Freesat, which provides a satellite television service without subscription in the United Kingdom, is offering its user interface and management platform to other service providers under the product name Metaphor. It has also launched a novel audience analytics service in association with TVbeat. The combination of a polished user experience and advanced analytics offers interesting insights into how people really watch television.

Freesat is a joint venture between the BBC and ITV. Serving around 1.93 million households, it is available without subscription for anyone in the United Kingdom with a compatible receiver.

Originally launched as Freetime, the Freesat user experience competes very credibly with other services on features, function and user friendliness, in one of the most competitive television markets in the world.

Freesat does not manage or deliver channels, it simply aggregates existing free to air television and radio channels available on satellite, so the core service is about managing metadata for those channels and providing a convenient user interface for them as a package.

Matthew Huntington, the chief technology officer of Freesat, told informitv that the user interface design is being made available to operators in other countries with or without a fully-managed service.

“There are three parts to the proposition, which we call the front, the back and the backup,” he explained. “The front is the user interface. The back end provides a metadata service and viewer management platform that operates as software in the cloud. The backup consists of operational management, and product and marketing support”.

As an example, Freesat has licenced its user interface to Tivùsat, in Italy, which has built its own back end. It will also provide a complete managed service to RTÉ in Ireland for its Saorview Connect digital terrestrial television service.

The Metaphor platform is hosted as a multi-tenant service using cloud platforms, enabling Freesat to offer it internationally.

“We’ve proved that we can package up that operational capability and sell it on,” he said. ‘We’re an operator and we know what works, which gives as an advantage over some solution vendors.” In other words, in the marketing expression, they are eating their own dog food.

The idea is that other free to air platforms and smaller subscription operators get the benefit of a complete platform that can compete effectively for features with larger service providers. Freesat also benefits from economies of scale, as do manufacturers that support the platform with devices and displays.

Freest guide. An example of the user interface enabled through Metaphor.

Freesat has a partnership with TVbeat for audience analytics. So Metaphor can provide much more than a pretty user interface. Its beating heart is the capability to offer second by second insights in real time into aggregate audience behaviour.

Freesat has around 100,000 receivers opted in to provide a powerful panel of users that drive a real-time dashboard to allow anonymous audience activity to be measured. Unlike traditional industry measurement panels, it is not intended to be demographically representative, but it does allow actual audiences for different programmes and channels to be compared.

So as well as being able to see channel share by percentage in real time, it is possible to see minute by minute where they gain or lose viewers.
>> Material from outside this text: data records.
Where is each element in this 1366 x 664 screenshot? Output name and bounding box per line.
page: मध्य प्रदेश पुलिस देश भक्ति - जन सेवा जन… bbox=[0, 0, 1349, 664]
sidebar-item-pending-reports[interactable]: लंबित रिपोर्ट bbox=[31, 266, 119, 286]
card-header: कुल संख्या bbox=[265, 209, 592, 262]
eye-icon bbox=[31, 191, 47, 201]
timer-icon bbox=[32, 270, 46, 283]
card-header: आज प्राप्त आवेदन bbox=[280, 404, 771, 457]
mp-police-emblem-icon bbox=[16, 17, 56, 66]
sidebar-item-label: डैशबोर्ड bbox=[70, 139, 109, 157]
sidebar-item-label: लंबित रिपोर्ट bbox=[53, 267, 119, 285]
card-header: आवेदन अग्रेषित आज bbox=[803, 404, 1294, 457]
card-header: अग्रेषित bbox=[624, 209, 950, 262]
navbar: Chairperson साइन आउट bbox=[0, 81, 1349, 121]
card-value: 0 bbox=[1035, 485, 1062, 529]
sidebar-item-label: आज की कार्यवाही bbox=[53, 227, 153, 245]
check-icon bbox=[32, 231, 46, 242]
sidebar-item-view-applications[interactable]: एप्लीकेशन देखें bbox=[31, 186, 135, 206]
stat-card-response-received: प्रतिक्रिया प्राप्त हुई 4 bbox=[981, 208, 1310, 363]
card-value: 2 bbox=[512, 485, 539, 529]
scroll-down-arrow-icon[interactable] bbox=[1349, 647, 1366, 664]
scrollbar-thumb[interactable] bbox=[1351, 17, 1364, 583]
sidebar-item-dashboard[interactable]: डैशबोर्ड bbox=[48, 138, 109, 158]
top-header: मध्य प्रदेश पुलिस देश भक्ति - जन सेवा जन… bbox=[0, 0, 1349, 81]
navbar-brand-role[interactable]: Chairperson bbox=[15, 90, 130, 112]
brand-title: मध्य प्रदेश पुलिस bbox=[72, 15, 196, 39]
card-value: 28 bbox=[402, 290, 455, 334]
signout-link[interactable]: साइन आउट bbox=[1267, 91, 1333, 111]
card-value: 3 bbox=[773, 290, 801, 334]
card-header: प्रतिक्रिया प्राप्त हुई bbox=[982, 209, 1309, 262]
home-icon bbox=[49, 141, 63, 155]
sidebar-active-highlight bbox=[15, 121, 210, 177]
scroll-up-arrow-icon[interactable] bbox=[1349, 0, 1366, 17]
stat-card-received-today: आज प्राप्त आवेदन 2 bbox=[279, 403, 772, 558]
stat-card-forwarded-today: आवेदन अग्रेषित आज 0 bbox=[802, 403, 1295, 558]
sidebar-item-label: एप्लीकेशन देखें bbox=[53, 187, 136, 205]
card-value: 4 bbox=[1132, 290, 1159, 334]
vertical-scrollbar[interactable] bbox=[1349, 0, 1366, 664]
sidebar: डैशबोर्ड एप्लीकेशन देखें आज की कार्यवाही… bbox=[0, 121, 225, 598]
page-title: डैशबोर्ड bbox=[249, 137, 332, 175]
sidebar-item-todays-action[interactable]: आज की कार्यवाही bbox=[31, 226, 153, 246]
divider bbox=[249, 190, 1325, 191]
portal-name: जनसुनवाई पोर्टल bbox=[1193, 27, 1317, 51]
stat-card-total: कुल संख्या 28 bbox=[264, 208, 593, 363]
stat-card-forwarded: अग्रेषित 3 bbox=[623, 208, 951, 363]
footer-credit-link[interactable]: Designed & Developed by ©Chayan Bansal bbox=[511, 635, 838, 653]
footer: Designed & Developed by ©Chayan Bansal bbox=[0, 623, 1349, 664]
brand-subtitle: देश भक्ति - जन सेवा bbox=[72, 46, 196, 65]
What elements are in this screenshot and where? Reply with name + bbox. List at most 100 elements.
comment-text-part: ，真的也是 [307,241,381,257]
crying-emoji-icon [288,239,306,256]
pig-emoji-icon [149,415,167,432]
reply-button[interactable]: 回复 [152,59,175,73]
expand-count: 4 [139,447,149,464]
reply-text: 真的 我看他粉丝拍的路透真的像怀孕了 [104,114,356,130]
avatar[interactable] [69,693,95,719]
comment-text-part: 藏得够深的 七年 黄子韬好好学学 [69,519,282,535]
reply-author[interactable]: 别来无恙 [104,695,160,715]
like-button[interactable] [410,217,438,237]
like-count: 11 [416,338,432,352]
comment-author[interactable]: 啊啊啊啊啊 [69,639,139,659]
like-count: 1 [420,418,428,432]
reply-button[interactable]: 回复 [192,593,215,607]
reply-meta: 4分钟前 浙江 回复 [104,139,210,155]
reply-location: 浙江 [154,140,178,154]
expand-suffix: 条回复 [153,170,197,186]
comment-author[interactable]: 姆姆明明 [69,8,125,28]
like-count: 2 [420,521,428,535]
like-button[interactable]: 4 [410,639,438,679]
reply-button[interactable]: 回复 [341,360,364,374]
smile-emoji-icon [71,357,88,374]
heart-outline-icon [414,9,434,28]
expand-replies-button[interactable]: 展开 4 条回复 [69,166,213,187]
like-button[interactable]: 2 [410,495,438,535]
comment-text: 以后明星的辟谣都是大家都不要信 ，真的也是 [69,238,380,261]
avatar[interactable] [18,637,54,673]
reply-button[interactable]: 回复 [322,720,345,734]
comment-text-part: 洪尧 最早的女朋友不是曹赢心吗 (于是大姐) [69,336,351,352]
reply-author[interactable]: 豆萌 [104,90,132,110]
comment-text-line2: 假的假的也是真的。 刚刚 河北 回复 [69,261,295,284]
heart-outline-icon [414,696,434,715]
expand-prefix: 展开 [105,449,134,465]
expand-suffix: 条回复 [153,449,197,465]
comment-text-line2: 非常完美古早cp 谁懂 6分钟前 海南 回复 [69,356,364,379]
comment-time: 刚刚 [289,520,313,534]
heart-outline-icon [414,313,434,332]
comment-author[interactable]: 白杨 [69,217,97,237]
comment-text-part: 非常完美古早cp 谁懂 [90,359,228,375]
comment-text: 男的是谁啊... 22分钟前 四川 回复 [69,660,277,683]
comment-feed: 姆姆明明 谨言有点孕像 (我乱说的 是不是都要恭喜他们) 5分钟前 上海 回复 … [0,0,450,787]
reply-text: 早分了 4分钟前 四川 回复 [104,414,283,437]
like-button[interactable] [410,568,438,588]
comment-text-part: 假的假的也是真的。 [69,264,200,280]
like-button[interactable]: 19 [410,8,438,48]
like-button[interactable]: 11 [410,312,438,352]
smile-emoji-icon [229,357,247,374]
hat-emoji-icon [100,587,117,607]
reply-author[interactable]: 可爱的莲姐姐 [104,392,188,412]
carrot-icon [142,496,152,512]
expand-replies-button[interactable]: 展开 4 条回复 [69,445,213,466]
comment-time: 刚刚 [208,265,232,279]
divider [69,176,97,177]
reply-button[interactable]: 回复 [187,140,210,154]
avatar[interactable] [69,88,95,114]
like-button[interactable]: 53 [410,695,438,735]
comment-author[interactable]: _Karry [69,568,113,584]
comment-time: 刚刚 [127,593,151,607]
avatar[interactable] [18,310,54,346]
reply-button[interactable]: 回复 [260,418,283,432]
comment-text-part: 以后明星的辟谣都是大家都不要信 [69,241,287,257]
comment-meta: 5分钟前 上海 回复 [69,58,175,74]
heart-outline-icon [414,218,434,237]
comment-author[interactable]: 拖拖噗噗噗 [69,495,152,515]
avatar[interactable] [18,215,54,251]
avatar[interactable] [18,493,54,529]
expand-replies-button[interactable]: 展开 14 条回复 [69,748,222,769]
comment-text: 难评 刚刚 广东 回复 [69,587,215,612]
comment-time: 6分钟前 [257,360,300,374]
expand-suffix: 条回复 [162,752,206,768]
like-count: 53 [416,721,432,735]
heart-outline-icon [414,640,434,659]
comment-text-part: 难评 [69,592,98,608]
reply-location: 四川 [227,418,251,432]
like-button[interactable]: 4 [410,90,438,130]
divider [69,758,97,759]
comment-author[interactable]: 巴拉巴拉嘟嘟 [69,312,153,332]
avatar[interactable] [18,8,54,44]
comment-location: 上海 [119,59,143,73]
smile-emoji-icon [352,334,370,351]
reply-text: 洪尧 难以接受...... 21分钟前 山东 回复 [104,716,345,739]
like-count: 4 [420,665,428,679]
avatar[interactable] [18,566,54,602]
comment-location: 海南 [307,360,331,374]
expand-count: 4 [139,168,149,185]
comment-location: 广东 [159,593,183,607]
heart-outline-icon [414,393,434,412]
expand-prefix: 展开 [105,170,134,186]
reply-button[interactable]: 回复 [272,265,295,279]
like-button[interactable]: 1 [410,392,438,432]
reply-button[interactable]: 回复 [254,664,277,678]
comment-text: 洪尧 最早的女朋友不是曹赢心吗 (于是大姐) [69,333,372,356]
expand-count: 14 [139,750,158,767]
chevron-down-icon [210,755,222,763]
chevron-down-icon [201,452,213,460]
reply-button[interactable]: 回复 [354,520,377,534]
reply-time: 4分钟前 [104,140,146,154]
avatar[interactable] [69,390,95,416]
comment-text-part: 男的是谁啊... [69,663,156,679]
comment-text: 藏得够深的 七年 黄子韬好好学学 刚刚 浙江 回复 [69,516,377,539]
The measurement system also includes on-demand services, although it does not currently extend to viewing of individual programmes within them.

Interestingly, BBC iPlayer and Netflix both count among the top ten services on Freesat, at 7 and 9 in the previous month, reaching 51% and 16% of the audience respectively. However, in terms of share of viewing, iPlayer accounted for 2.15% and Netflix 1.96% across the Freesat sample, with all the online services adding up to around 6% share collectively, which is consistent with other research.

According to Freesat data, personal video recording, together with timeshifting, accounts for about 11-12% of viewing, which is attributed back to the time slot for the channel.

Of course, the audience analytics could also be used to assess the effects of editorial recommendations and promotions in the programme guide.

Naturally, with a web-based interface, Freesat can also use tools like Google Analytics to analyse user journeys in terms of interaction and better understand models of navigation.

So it seems that people still use direct channel number entry, together with channel up and channel down, to access popular channels.

People appear to like the idea of a guide that scrolls back in time, although they are not necessarily using it to watch programmes. The majority of usage is actually through the on-demand portal and a channel brand, implying that they may already know what they are looking for when they access a catch-up service.

The combination of a user interface, metadata platform and audience analytics provides an incredibly powerful way for operators to understand how people actually watch television.

That should in turn lead to improved user interfaces based on real insights, rather than assumptions from product managers and designers about how they think things should work.